问题
On interview I was asked the following question:
I have following method:
public void foo(SomeObject o){
if(o.matches(constant1)){
doSomething1();
}else if(o.matches(constant2)){
doSomething2();
}else if(o.matches(constant3)){
doSomething3();
}
....
}
question was: you should refactor method above. What will you do?
On interview I didn't grasp how to make it.
Now I think that state design pattern is suitable for this task ?

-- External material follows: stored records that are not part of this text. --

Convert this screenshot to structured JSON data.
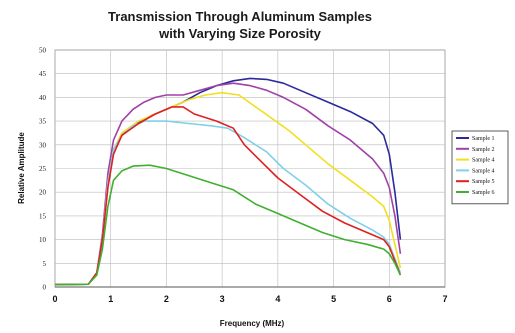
{
  "chart_data": {
    "type": "line",
    "title": "Transmission Through Aluminum Samples",
    "subtitle": "with Varying Size Porosity",
    "xlabel": "Frequency (MHz)",
    "ylabel": "Relative Amplitude",
    "xlim": [
      0,
      7
    ],
    "ylim": [
      0,
      50
    ],
    "xticks": [
      "0",
      "1",
      "2",
      "3",
      "4",
      "5",
      "6",
      "7"
    ],
    "yticks": [
      "0",
      "5",
      "10",
      "15",
      "20",
      "25",
      "30",
      "35",
      "40",
      "45",
      "50"
    ],
    "grid": true,
    "legend_position": "right",
    "series": [
      {
        "name": "Sample 1",
        "color": "#2a2a9a",
        "points": [
          [
            0,
            0.5
          ],
          [
            0.6,
            0.6
          ],
          [
            0.75,
            3
          ],
          [
            0.85,
            10
          ],
          [
            0.95,
            22
          ],
          [
            1.05,
            29
          ],
          [
            1.2,
            32
          ],
          [
            1.4,
            34
          ],
          [
            1.7,
            36
          ],
          [
            2.0,
            37.5
          ],
          [
            2.3,
            39
          ],
          [
            2.6,
            41
          ],
          [
            2.9,
            42.5
          ],
          [
            3.2,
            43.5
          ],
          [
            3.5,
            44
          ],
          [
            3.8,
            43.8
          ],
          [
            4.1,
            43
          ],
          [
            4.5,
            41
          ],
          [
            4.9,
            39
          ],
          [
            5.3,
            37
          ],
          [
            5.7,
            34.5
          ],
          [
            5.9,
            32
          ],
          [
            6.0,
            28
          ],
          [
            6.1,
            20
          ],
          [
            6.2,
            10
          ]
        ]
      },
      {
        "name": "Sample 2",
        "color": "#a040a8",
        "points": [
          [
            0,
            0.5
          ],
          [
            0.6,
            0.6
          ],
          [
            0.75,
            3
          ],
          [
            0.85,
            11
          ],
          [
            0.95,
            24
          ],
          [
            1.05,
            31
          ],
          [
            1.2,
            35
          ],
          [
            1.4,
            37.5
          ],
          [
            1.6,
            39
          ],
          [
            1.8,
            40
          ],
          [
            2.0,
            40.5
          ],
          [
            2.3,
            40.5
          ],
          [
            2.6,
            41.5
          ],
          [
            2.9,
            42.5
          ],
          [
            3.2,
            43
          ],
          [
            3.5,
            42.5
          ],
          [
            3.8,
            41.5
          ],
          [
            4.1,
            40
          ],
          [
            4.5,
            37.5
          ],
          [
            4.9,
            34
          ],
          [
            5.3,
            31
          ],
          [
            5.7,
            27
          ],
          [
            5.9,
            24
          ],
          [
            6.0,
            21
          ],
          [
            6.1,
            15
          ],
          [
            6.2,
            7
          ]
        ]
      },
      {
        "name": "Sample 4",
        "color": "#f0e020",
        "points": [
          [
            0,
            0.5
          ],
          [
            0.6,
            0.6
          ],
          [
            0.75,
            3
          ],
          [
            0.85,
            10
          ],
          [
            0.95,
            22
          ],
          [
            1.05,
            29
          ],
          [
            1.2,
            32.5
          ],
          [
            1.5,
            35
          ],
          [
            1.8,
            36.5
          ],
          [
            2.1,
            38
          ],
          [
            2.4,
            39.5
          ],
          [
            2.7,
            40.5
          ],
          [
            3.0,
            41
          ],
          [
            3.3,
            40.5
          ],
          [
            3.6,
            38
          ],
          [
            3.9,
            35.5
          ],
          [
            4.2,
            33
          ],
          [
            4.5,
            30
          ],
          [
            4.9,
            26
          ],
          [
            5.3,
            22.5
          ],
          [
            5.7,
            19
          ],
          [
            5.9,
            17
          ],
          [
            6.0,
            14
          ],
          [
            6.1,
            9
          ],
          [
            6.2,
            4
          ]
        ]
      },
      {
        "name": "Sample 4",
        "color": "#80d0e8",
        "points": [
          [
            0,
            0.5
          ],
          [
            0.6,
            0.6
          ],
          [
            0.75,
            3
          ],
          [
            0.85,
            10
          ],
          [
            0.95,
            22
          ],
          [
            1.05,
            29
          ],
          [
            1.2,
            32
          ],
          [
            1.4,
            34
          ],
          [
            1.6,
            35
          ],
          [
            2.0,
            35
          ],
          [
            2.4,
            34.5
          ],
          [
            2.8,
            34
          ],
          [
            3.1,
            33.5
          ],
          [
            3.4,
            31.5
          ],
          [
            3.8,
            28.5
          ],
          [
            4.1,
            25
          ],
          [
            4.5,
            21.5
          ],
          [
            4.9,
            17.5
          ],
          [
            5.3,
            14.5
          ],
          [
            5.7,
            12
          ],
          [
            5.9,
            10.5
          ],
          [
            6.0,
            9
          ],
          [
            6.1,
            6
          ],
          [
            6.2,
            3
          ]
        ]
      },
      {
        "name": "Sample 5",
        "color": "#e02020",
        "points": [
          [
            0,
            0.5
          ],
          [
            0.6,
            0.6
          ],
          [
            0.75,
            3
          ],
          [
            0.85,
            10
          ],
          [
            0.95,
            21
          ],
          [
            1.05,
            28
          ],
          [
            1.2,
            32
          ],
          [
            1.5,
            34.5
          ],
          [
            1.8,
            36.5
          ],
          [
            2.1,
            38
          ],
          [
            2.3,
            38
          ],
          [
            2.5,
            36.5
          ],
          [
            2.9,
            35
          ],
          [
            3.2,
            33.5
          ],
          [
            3.4,
            30
          ],
          [
            3.7,
            26.5
          ],
          [
            4.0,
            23
          ],
          [
            4.4,
            19.5
          ],
          [
            4.8,
            16
          ],
          [
            5.2,
            13.5
          ],
          [
            5.6,
            11.5
          ],
          [
            5.9,
            10
          ],
          [
            6.0,
            8.5
          ],
          [
            6.1,
            5.5
          ],
          [
            6.2,
            2.5
          ]
        ]
      },
      {
        "name": "Sample 6",
        "color": "#40b030",
        "points": [
          [
            0,
            0.5
          ],
          [
            0.6,
            0.6
          ],
          [
            0.75,
            2.5
          ],
          [
            0.85,
            8
          ],
          [
            0.95,
            17
          ],
          [
            1.05,
            22.5
          ],
          [
            1.2,
            24.5
          ],
          [
            1.4,
            25.5
          ],
          [
            1.7,
            25.7
          ],
          [
            2.0,
            25
          ],
          [
            2.4,
            23.5
          ],
          [
            2.8,
            22
          ],
          [
            3.2,
            20.5
          ],
          [
            3.6,
            17.5
          ],
          [
            4.0,
            15.5
          ],
          [
            4.4,
            13.5
          ],
          [
            4.8,
            11.5
          ],
          [
            5.2,
            10
          ],
          [
            5.6,
            9
          ],
          [
            5.9,
            8
          ],
          [
            6.0,
            7
          ],
          [
            6.1,
            5
          ],
          [
            6.2,
            2.5
          ]
        ]
      }
    ]
  }
}
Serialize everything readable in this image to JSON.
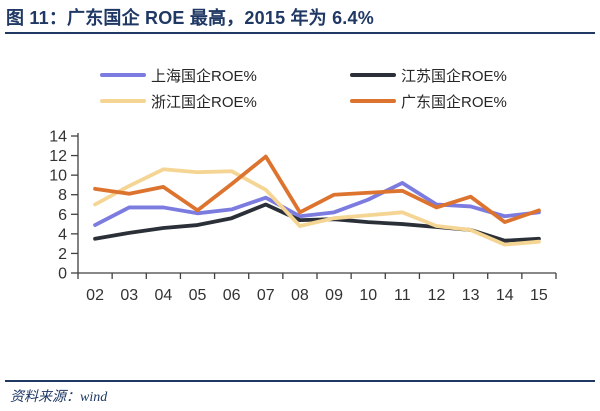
{
  "header": {
    "title": "图 11：广东国企 ROE 最高，2015 年为 6.4%"
  },
  "footer": {
    "source_label": "资料来源：wind"
  },
  "colors": {
    "navy_accent": "#1F3864",
    "axis_line": "#404040",
    "tick_label": "#333333",
    "background": "#FFFFFF"
  },
  "chart_data": {
    "type": "line",
    "title": "图 11：广东国企 ROE 最高，2015 年为 6.4%",
    "xlabel": "",
    "ylabel": "",
    "categories": [
      "02",
      "03",
      "04",
      "05",
      "06",
      "07",
      "08",
      "09",
      "10",
      "11",
      "12",
      "13",
      "14",
      "15"
    ],
    "series": [
      {
        "name": "上海国企ROE%",
        "color": "#7B7BE0",
        "values": [
          4.9,
          6.7,
          6.7,
          6.1,
          6.5,
          7.7,
          5.8,
          6.2,
          7.5,
          9.2,
          7.0,
          6.8,
          5.8,
          6.2
        ]
      },
      {
        "name": "江苏国企ROE%",
        "color": "#2B3038",
        "values": [
          3.5,
          4.1,
          4.6,
          4.9,
          5.6,
          7.0,
          5.4,
          5.5,
          5.2,
          5.0,
          4.7,
          4.4,
          3.3,
          3.5
        ]
      },
      {
        "name": "浙江国企ROE%",
        "color": "#F5D593",
        "values": [
          7.0,
          8.9,
          10.6,
          10.3,
          10.4,
          8.5,
          4.8,
          5.6,
          5.9,
          6.2,
          4.8,
          4.4,
          2.9,
          3.2
        ]
      },
      {
        "name": "广东国企ROE%",
        "color": "#DC742F",
        "values": [
          8.6,
          8.1,
          8.8,
          6.4,
          9.1,
          11.9,
          6.2,
          8.0,
          8.2,
          8.4,
          6.7,
          7.8,
          5.2,
          6.4
        ]
      }
    ],
    "ylim": [
      0,
      14
    ],
    "ytick_step": 2,
    "yticks": [
      0,
      2,
      4,
      6,
      8,
      10,
      12,
      14
    ],
    "grid": false,
    "legend_position": "top"
  }
}
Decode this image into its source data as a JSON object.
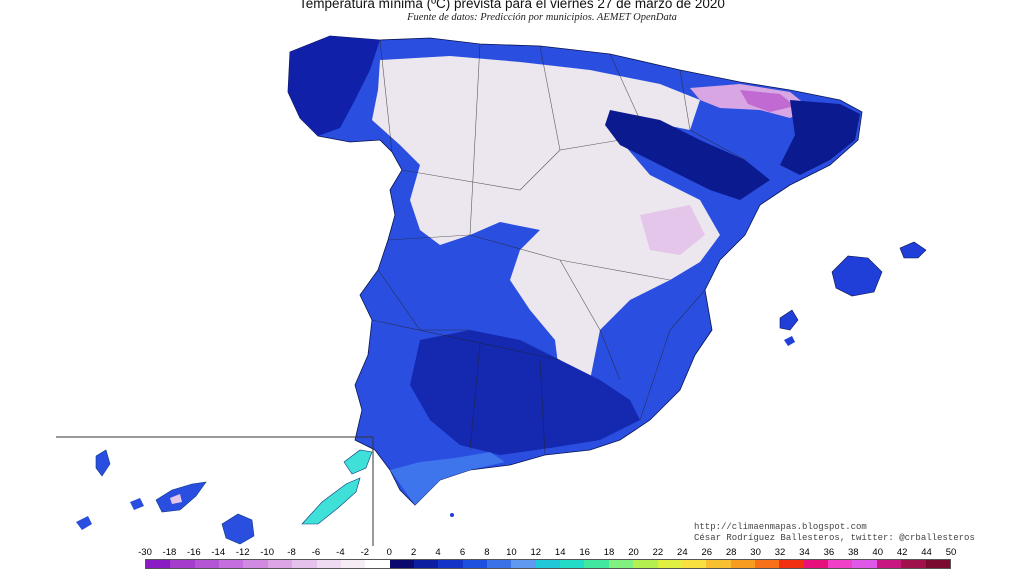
{
  "title": "Temperatura mínima (ºC) prevista para el viernes 27 de marzo de 2020",
  "subtitle": "Fuente de datos: Predicción por municipios. AEMET OpenData",
  "credits": {
    "url": "http://climaenmapas.blogspot.com",
    "author": "César Rodríguez Ballesteros, twitter: @crballesteros"
  },
  "legend": {
    "ticks": [
      "-30",
      "-18",
      "-16",
      "-14",
      "-12",
      "-10",
      "-8",
      "-6",
      "-4",
      "-2",
      "0",
      "2",
      "4",
      "6",
      "8",
      "10",
      "12",
      "14",
      "16",
      "18",
      "20",
      "22",
      "24",
      "26",
      "28",
      "30",
      "32",
      "34",
      "36",
      "38",
      "40",
      "42",
      "44",
      "50"
    ],
    "colors": [
      "#8a1ec4",
      "#a43ccc",
      "#b455d6",
      "#c46edf",
      "#d08ae2",
      "#dca6e6",
      "#e5c2ec",
      "#eedbf1",
      "#f5ecf5",
      "#ffffff",
      "#0a0a6e",
      "#0e1ea0",
      "#1434c8",
      "#1e50e0",
      "#3c72e8",
      "#5f9af0",
      "#20c8d8",
      "#22dcc8",
      "#40e8a0",
      "#80f080",
      "#b4f050",
      "#e0f040",
      "#f8e040",
      "#f8c030",
      "#f89c20",
      "#f87018",
      "#f03010",
      "#e8107a",
      "#f040c8",
      "#e058e8",
      "#c81880",
      "#a0104a",
      "#7a0a30"
    ]
  },
  "map_legend_colors": {
    "cold_dark": "#0a1480",
    "cold_mid": "#1f3fd8",
    "cold_light": "#3d62e6",
    "near_zero": "#ece7ef",
    "subzero": "#dcc4e4",
    "frost": "#c98ad6",
    "warm": "#3fe0d8"
  }
}
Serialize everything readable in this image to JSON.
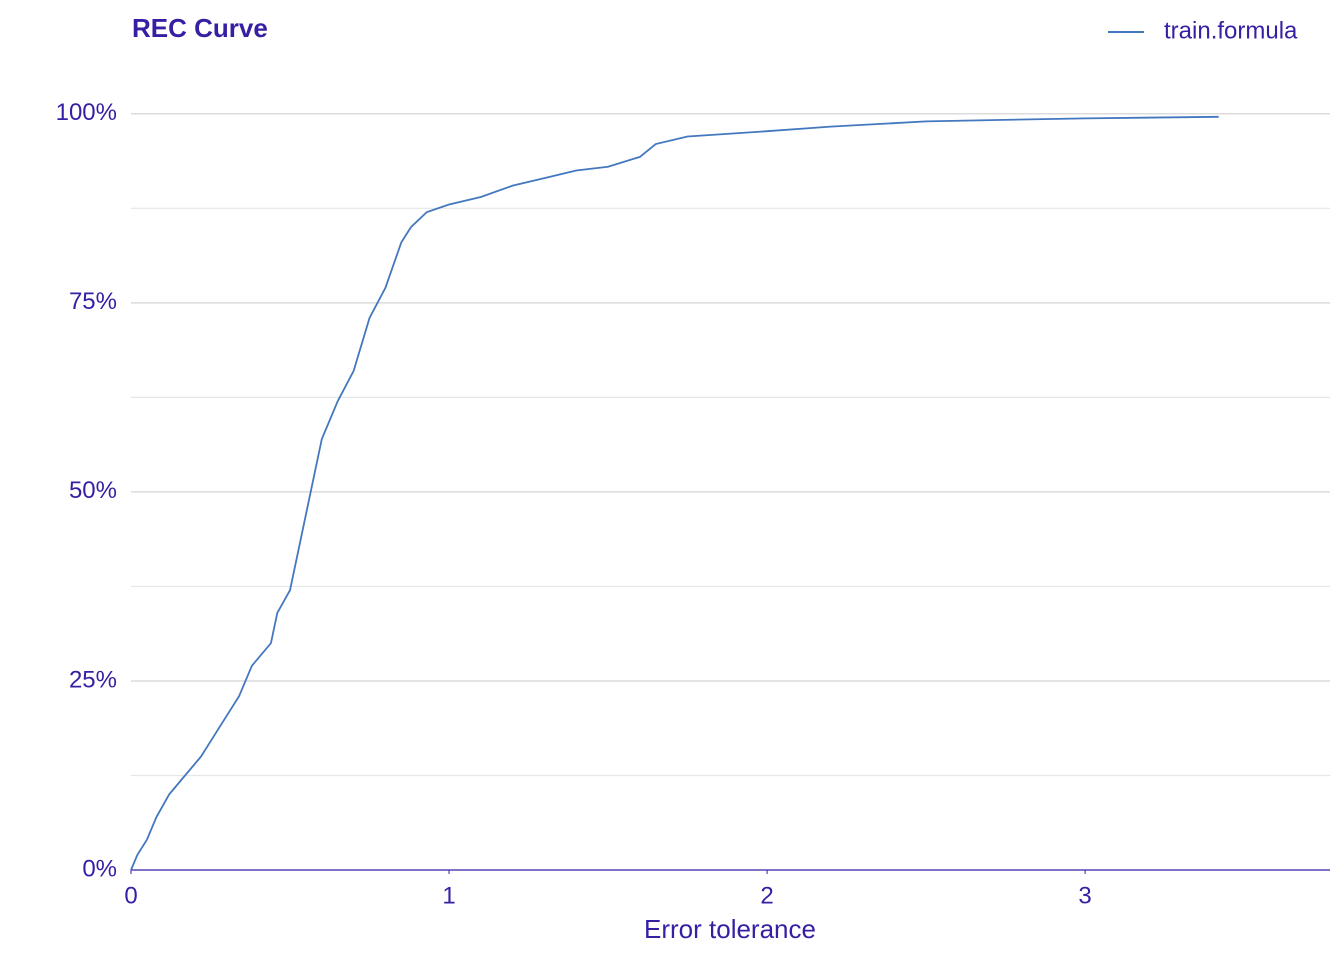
{
  "chart_data": {
    "type": "line",
    "title": "REC Curve",
    "x_label": "Error tolerance",
    "x": [
      0,
      0.02,
      0.05,
      0.08,
      0.12,
      0.16,
      0.22,
      0.28,
      0.34,
      0.38,
      0.44,
      0.46,
      0.5,
      0.54,
      0.57,
      0.6,
      0.65,
      0.7,
      0.75,
      0.8,
      0.85,
      0.88,
      0.93,
      1.0,
      1.1,
      1.2,
      1.3,
      1.4,
      1.5,
      1.6,
      1.65,
      1.75,
      2.0,
      2.2,
      2.5,
      3.0,
      3.42
    ],
    "series": [
      {
        "name": "train.formula",
        "color": "#4378bf",
        "values": [
          0,
          2,
          4,
          7,
          10,
          12,
          15,
          19,
          23,
          27,
          30,
          34,
          37,
          45,
          51,
          57,
          62,
          66,
          73,
          77,
          83,
          85,
          87,
          88,
          89,
          90.5,
          91.5,
          92.5,
          93,
          94.3,
          96,
          97,
          97.7,
          98.3,
          99,
          99.4,
          99.6
        ]
      }
    ],
    "xlim": [
      0,
      3.77
    ],
    "ylim": [
      0,
      105
    ],
    "xticks": [
      0,
      1,
      2,
      3
    ],
    "yticks": [
      {
        "value": 0,
        "label": "0%"
      },
      {
        "value": 25,
        "label": "25%"
      },
      {
        "value": 50,
        "label": "50%"
      },
      {
        "value": 75,
        "label": "75%"
      },
      {
        "value": 100,
        "label": "100%"
      }
    ],
    "grid": true,
    "legend_position": "top-right"
  }
}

Am I right? What do you think?
P.S.
I negotiated with my colleague. he thinks that strategy design pattern is more suitable.
P.S.
Another expert thinks that chain of responsibility design pattern is more suitable.
回答1:
The usual answer is Replace Conditional With Command
See this other SO answer I gave for a similar answer:
Replacing if else statement with pattern
回答2:
The key refactoring effort required in this case is to separate the behavior variation and encapsulate them into objects. This is a good use case of applying the strategy pattern. In your case, you would have an interface called SomeObjectInterface, which has an API called doSomething(). Then you would have implementations of the interface, each of wich implementes on strategy of doing something.
public void foo(SomeObjectInterface o){
o.doSomething();
....
}
Which doSomething() implementation gets invoked will be determined by the real type of the object o.